The most straightforward way to solve your SDE is with an Euler-Maruyama scheme. This is a simple and effective method for additive noise, i.e., the diffusion/noise term is not a function of the state, as appears to be the case for your example. Here is some Matlab code to solve your system:
n = 2; % Order of system
t0 = 0; % Initial time
dt = 1e-3; % Fixed time step
tf = 1; % Final time
t = t0:dt:tf; % Time vector
tlen = length(t);
A = 1;
B = 1;
c = 1;
f = @(t,x)[x(2);(-B*x(2)-sin(x(1))+c)/A]; % Drift function
ep = 1e-1; % Size of additive noise
g = @(t,x)[0;ep]; % Diffusion function
x = zeros(lt,n); % Allocate output
x0 = [1;1];
x(1,:) = x0; % Set initial condition
seed = 1; % Seed value
rng(seed); % Always seed random number generator
% Euler-Maruyama
for i = 1:tlen-1
x(i+1,:) = x(i,:).' + f(t(i),x(i,:))*dt + g(t(i),x(i,:)).*randn(n,1)*sqrt(dt);
end
figure;
plot(t,x);
xlabel('Time');
ylabel('State');
legend('x(t)','xdot(t)')
This is not an adaptive method like ode45
, so you need to ensure that your integration step size, dt
, is sufficiently small. There are many ways to optimize the above code and make it less general (e.g., simplify anonymous functions, pre-calculate normal variates, etc.). You could also try using sde_euler
in my SDETools Matlab toolbox on Github, which has many options akin to those in the ODE suite. See this answer on Math.SE.
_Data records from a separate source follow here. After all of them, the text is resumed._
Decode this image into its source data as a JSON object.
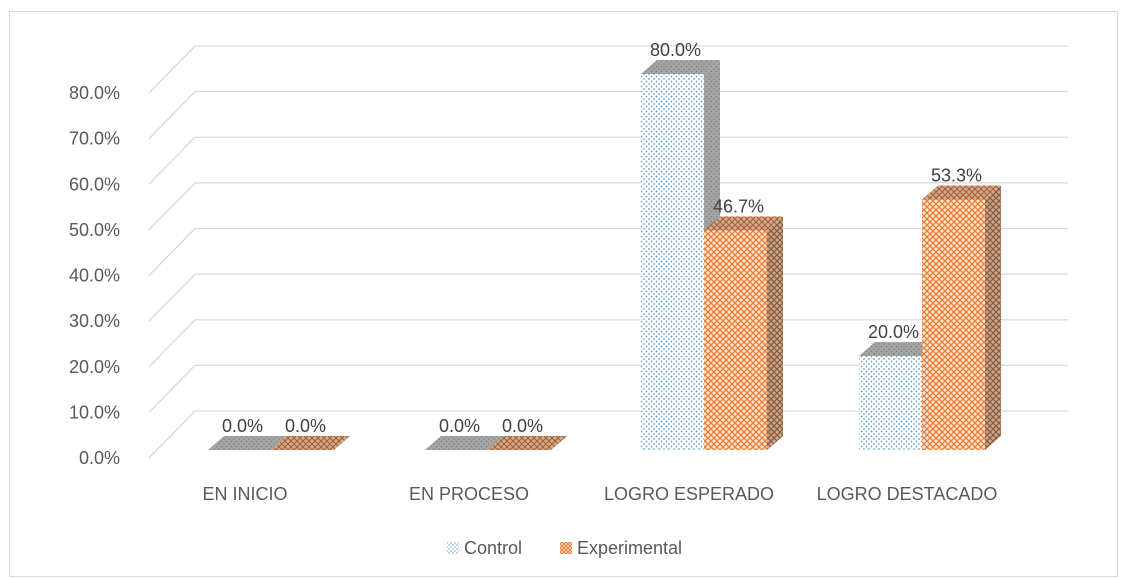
{
  "chart_data": {
    "type": "bar",
    "categories": [
      "EN INICIO",
      "EN PROCESO",
      "LOGRO ESPERADO",
      "LOGRO DESTACADO"
    ],
    "series": [
      {
        "name": "Control",
        "values": [
          0.0,
          0.0,
          80.0,
          20.0
        ],
        "labels": [
          "0.0%",
          "0.0%",
          "80.0%",
          "20.0%"
        ],
        "pattern": "dots",
        "color": "#5b9bd5"
      },
      {
        "name": "Experimental",
        "values": [
          0.0,
          0.0,
          46.7,
          53.3
        ],
        "labels": [
          "0.0%",
          "0.0%",
          "46.7%",
          "53.3%"
        ],
        "pattern": "crosshatch",
        "color": "#ed7d31"
      }
    ],
    "y_ticks": [
      "0.0%",
      "10.0%",
      "20.0%",
      "30.0%",
      "40.0%",
      "50.0%",
      "60.0%",
      "70.0%",
      "80.0%"
    ],
    "ylim": [
      0,
      80
    ],
    "grid": true,
    "three_d": true,
    "legend_position": "bottom",
    "colors": {
      "grid": "#d9d9d9",
      "text": "#595959",
      "top_face": "#a5a5a5",
      "control_side": "#a5a5a5",
      "experimental_side": "#a0785a"
    }
  }
}
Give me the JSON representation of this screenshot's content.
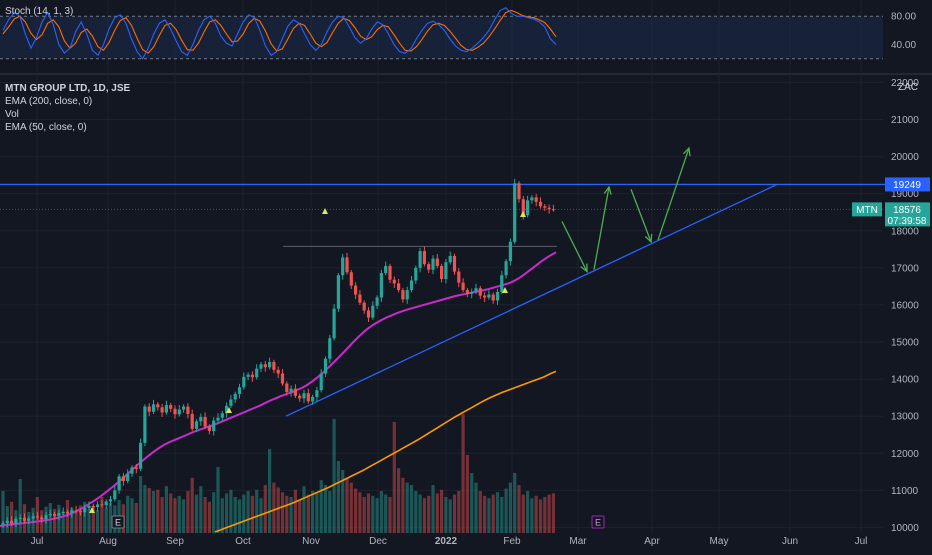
{
  "chart_data": [
    {
      "type": "line",
      "pane": "stochastic",
      "title": "Stoch (14, 1, 3)",
      "ylim": [
        0,
        100
      ],
      "y_ticks": [
        "80.00",
        "40.00"
      ],
      "band": [
        20,
        80
      ],
      "colors": {
        "k": "#2962ff",
        "d": "#ff6d00",
        "band_fill": "#1c2c4a"
      },
      "k_values": [
        60,
        75,
        85,
        80,
        55,
        35,
        50,
        72,
        85,
        68,
        40,
        28,
        35,
        58,
        72,
        55,
        32,
        25,
        40,
        62,
        78,
        82,
        70,
        48,
        30,
        20,
        35,
        55,
        70,
        75,
        62,
        45,
        30,
        25,
        40,
        60,
        75,
        80,
        70,
        52,
        42,
        38,
        55,
        72,
        82,
        78,
        60,
        38,
        25,
        30,
        48,
        66,
        75,
        70,
        55,
        40,
        32,
        40,
        58,
        72,
        80,
        78,
        65,
        50,
        42,
        48,
        62,
        72,
        68,
        55,
        40,
        30,
        28,
        34,
        48,
        60,
        70,
        73,
        68,
        60,
        48,
        38,
        32,
        30,
        35,
        42,
        50,
        60,
        75,
        88,
        92,
        84,
        80,
        80,
        78,
        76,
        72,
        65,
        48,
        40
      ],
      "d_values": [
        55,
        65,
        76,
        80,
        72,
        56,
        47,
        54,
        70,
        75,
        65,
        45,
        35,
        42,
        57,
        62,
        52,
        37,
        32,
        43,
        60,
        74,
        78,
        67,
        49,
        33,
        28,
        37,
        53,
        67,
        70,
        61,
        46,
        33,
        32,
        42,
        58,
        72,
        75,
        67,
        55,
        44,
        45,
        55,
        70,
        77,
        73,
        59,
        41,
        31,
        34,
        48,
        63,
        70,
        67,
        55,
        42,
        37,
        43,
        57,
        70,
        77,
        74,
        64,
        52,
        47,
        51,
        61,
        67,
        65,
        54,
        42,
        32,
        31,
        37,
        47,
        59,
        68,
        70,
        67,
        59,
        49,
        39,
        33,
        32,
        36,
        42,
        51,
        62,
        74,
        85,
        88,
        85,
        81,
        79,
        78,
        75,
        71,
        62,
        51
      ]
    },
    {
      "type": "candlestick",
      "pane": "price",
      "symbol": "MTN",
      "title": "MTN GROUP LTD, 1D, JSE",
      "currency": "ZAC",
      "ylim": [
        9850,
        22200
      ],
      "y_ticks": [
        10000,
        11000,
        12000,
        13000,
        14000,
        15000,
        16000,
        17000,
        18000,
        19000,
        20000,
        21000,
        22000
      ],
      "x_labels": [
        "Jul",
        "Aug",
        "Sep",
        "Oct",
        "Nov",
        "Dec",
        "2022",
        "Feb",
        "Mar",
        "Apr",
        "May",
        "Jun",
        "Jul"
      ],
      "horizontal_line": {
        "value": 19249,
        "label": "19249",
        "color": "#2962ff"
      },
      "last_price": {
        "value": 18576,
        "label": "18576",
        "countdown": "07:39:58",
        "color": "#26a69a"
      },
      "resistance_dotted": 17580,
      "colors": {
        "up": "#26a69a",
        "down": "#ef5350",
        "ema50": "#c72ccb",
        "ema200": "#ff9800",
        "trendline": "#2962ff",
        "arrows": "#4caf50"
      },
      "legend": [
        "EMA (200, close, 0)",
        "Vol",
        "EMA (50, close, 0)"
      ],
      "events": [
        "E",
        "E"
      ],
      "close": [
        10120,
        10180,
        10100,
        10230,
        10260,
        10180,
        10240,
        10300,
        10270,
        10220,
        10330,
        10360,
        10310,
        10390,
        10420,
        10380,
        10460,
        10440,
        10410,
        10520,
        10580,
        10550,
        10620,
        10600,
        10700,
        10760,
        11000,
        11380,
        11250,
        11450,
        11620,
        11580,
        12280,
        13260,
        13120,
        13320,
        13240,
        13100,
        13300,
        13200,
        13050,
        13180,
        13260,
        13060,
        12660,
        12860,
        12980,
        12720,
        12600,
        12880,
        12960,
        13080,
        13280,
        13450,
        13600,
        13780,
        14060,
        14120,
        14050,
        14280,
        14400,
        14320,
        14460,
        14250,
        14150,
        13880,
        13650,
        13740,
        13550,
        13480,
        13620,
        13400,
        13520,
        13700,
        14150,
        14550,
        15100,
        15900,
        16800,
        17280,
        16880,
        16520,
        16280,
        16060,
        15850,
        15660,
        15980,
        16200,
        16860,
        17050,
        16680,
        16580,
        16400,
        16150,
        16400,
        16660,
        17000,
        17450,
        17100,
        16950,
        17250,
        17050,
        16700,
        17150,
        17320,
        16900,
        16600,
        16400,
        16300,
        16350,
        16450,
        16250,
        16200,
        16280,
        16120,
        16350,
        16800,
        17180,
        17700,
        19280,
        18850,
        18420,
        18820,
        18900,
        18780,
        18660,
        18620,
        18580,
        18576
      ],
      "ema50": [
        10040,
        10060,
        10080,
        10095,
        10110,
        10125,
        10140,
        10160,
        10180,
        10200,
        10230,
        10260,
        10300,
        10350,
        10410,
        10480,
        10560,
        10650,
        10740,
        10840,
        10950,
        11060,
        11180,
        11300,
        11430,
        11560,
        11690,
        11810,
        11930,
        12040,
        12140,
        12230,
        12300,
        12360,
        12420,
        12480,
        12540,
        12600,
        12650,
        12700,
        12750,
        12800,
        12860,
        12920,
        12980,
        13040,
        13100,
        13160,
        13220,
        13280,
        13350,
        13420,
        13480,
        13540,
        13590,
        13640,
        13700,
        13760,
        13840,
        13940,
        14050,
        14170,
        14310,
        14450,
        14590,
        14740,
        14890,
        15040,
        15180,
        15310,
        15420,
        15510,
        15590,
        15660,
        15720,
        15780,
        15830,
        15880,
        15920,
        15960,
        16000,
        16040,
        16080,
        16120,
        16160,
        16200,
        16240,
        16270,
        16300,
        16330,
        16360,
        16390,
        16420,
        16460,
        16500,
        16540,
        16580,
        16640,
        16720,
        16820,
        16930,
        17040,
        17150,
        17250,
        17340,
        17420
      ],
      "ema200": [
        9880,
        9940,
        10000,
        10060,
        10120,
        10180,
        10240,
        10300,
        10360,
        10420,
        10480,
        10540,
        10600,
        10660,
        10730,
        10800,
        10870,
        10940,
        11010,
        11080,
        11160,
        11240,
        11320,
        11400,
        11480,
        11560,
        11650,
        11740,
        11830,
        11920,
        12010,
        12100,
        12190,
        12280,
        12370,
        12470,
        12570,
        12670,
        12770,
        12870,
        12970,
        13060,
        13150,
        13240,
        13330,
        13420,
        13500,
        13570,
        13640,
        13700,
        13760,
        13820,
        13880,
        13940,
        14000,
        14060,
        14140,
        14210
      ],
      "volume": [
        70,
        45,
        52,
        38,
        90,
        48,
        35,
        42,
        60,
        38,
        44,
        50,
        40,
        47,
        36,
        55,
        42,
        38,
        46,
        52,
        40,
        44,
        38,
        60,
        42,
        50,
        46,
        55,
        48,
        62,
        58,
        50,
        95,
        80,
        75,
        70,
        72,
        60,
        78,
        66,
        58,
        62,
        56,
        70,
        92,
        64,
        78,
        60,
        52,
        68,
        110,
        58,
        66,
        72,
        60,
        56,
        64,
        70,
        62,
        72,
        58,
        80,
        140,
        84,
        76,
        68,
        62,
        60,
        72,
        55,
        78,
        64,
        70,
        66,
        88,
        80,
        70,
        190,
        120,
        105,
        90,
        84,
        74,
        68,
        60,
        66,
        62,
        58,
        70,
        64,
        60,
        185,
        108,
        92,
        84,
        80,
        70,
        64,
        58,
        62,
        80,
        66,
        72,
        60,
        56,
        64,
        70,
        198,
        130,
        100,
        84,
        70,
        62,
        58,
        64,
        68,
        60,
        74,
        84,
        100,
        80,
        64,
        70,
        58,
        62,
        56,
        60,
        64,
        66
      ]
    }
  ]
}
For methods specialized to second-order SDEs like yours, you could check out this paper (PDF) by Burrage, et al. For an introduction to numerically solving SDEs, I recommend this paper, which includes many Matlab examples:
Desmond J. Higham, 2001, An Algorithmic Introduction to Numerical Simulation of Stochastic Differential Equations, SIAM Rev. (Educ. Sect.), 43 525–46. http://dx.doi.org/10.1137/S0036144500378302
The URL to the Matlab files in the paper won't work; use this one. Also, note that random number generator seeding used in the code is now deprecated.